On peut semble-t-il en rete­nir que l’in­for­ma­tique ne peut rien appor­ter dans le diag­nos­tic des pannes difficiles.

L’entretien curatif

Le dépan­neur ration­nel a trou­vé la cause de panne et l’a cor­ri­gée. Il a de plus noté une foule d’in­for­ma­tions, telles que les cir­cons­tances de la panne, l’en­vi­ron­ne­ment de panne, etc. qui vont main­te­nant ser­vir au fiabiliste.

Il com­mence par faire l’ana­lyse de panne.

C’est une opé­ra­tion dif­fi­cile.
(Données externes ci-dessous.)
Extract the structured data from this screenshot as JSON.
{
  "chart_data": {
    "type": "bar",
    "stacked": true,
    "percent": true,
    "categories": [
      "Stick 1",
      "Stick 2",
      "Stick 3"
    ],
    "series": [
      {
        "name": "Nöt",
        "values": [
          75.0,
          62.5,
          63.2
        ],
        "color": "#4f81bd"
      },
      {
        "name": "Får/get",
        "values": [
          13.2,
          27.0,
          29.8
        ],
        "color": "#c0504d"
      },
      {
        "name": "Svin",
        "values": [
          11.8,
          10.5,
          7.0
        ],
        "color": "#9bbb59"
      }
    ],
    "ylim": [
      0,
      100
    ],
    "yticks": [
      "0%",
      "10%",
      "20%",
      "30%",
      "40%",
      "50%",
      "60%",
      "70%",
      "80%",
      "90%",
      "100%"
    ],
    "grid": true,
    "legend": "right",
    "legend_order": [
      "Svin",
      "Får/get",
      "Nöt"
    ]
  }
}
Une machine en panne fonc­tionne d’une manière nou­velle, impré­vue par le construc­teur. En un sens, c’est une machine nou­velle dont il faut recons­ti­tuer les méca­nismes. C’est à cette condi­tion que la fia­bi­li­sa­tion va être efficace.

Puis il cherche la cause de la cause de panne, ce qu’il appelle la cause pre­mière. Elle peut être une mal­for­ma­tion de la machine ou sim­ple­ment une mau­vaise manipulation.

Il peut main­te­nant réflé­chir à la meilleure façon d’é­vi­ter le retour de panne.

Suf­fit-il d’é­li­mi­ner la cause pre­mière ? Une modi­fi­ca­tion de pro­cé­dure ne serait-elle pas suf­fi­sante ? Ou un déclas­se­ment de la machine ? Faut-il modi­fier ou une opé­ra­tion pré­ven­tive ne peut-elle évi­ter le retour de panne ? Etc.

Le fia­bi­liste a une tâche dif­fi­cile. Il doit pou­voir manier les outils d’a­na­lyse de panne. Comme pour le dépan­neur, l’ap­ti­tude à l’a­na­lyse de panne varie d’un indi­vi­du à l’autre. Il faut sélec­tion­ner puis former.

L’entretien préventif

Son but est d’é­vi­ter la panne, consi­dé­rée comme un pro­blème poten­tiel. Dans l’in­dus­trie moderne, les risques de défaillance sont esti­més sys­té­ma­ti­que­ment à l’aide de puis­sants outils infor­ma­tiques. Si le risque est inac­cep­table on agit pré­ven­ti­ve­ment. Il faut ensuite esti­mer le risque rési­duel, ce qui ren­voie au correctif.

On peut fia­bi­li­ser en agis­sant pré­ven­ti­ve­ment. Inver­se­ment, une inter­ven­tion de fia­bi­li­sa­tion peut rendre inutile une action préventive.

Conclusion

Comme en méde­cine, les trois fonc­tions : pré­ven­tif, cor­rec­tif, cura­tif, sont étroi­te­ment liées dans l’in­dus­trie. C’est à cette condi­tion que les infor­ma­tions géné­rées par cha­cune sont le mieux utilisées.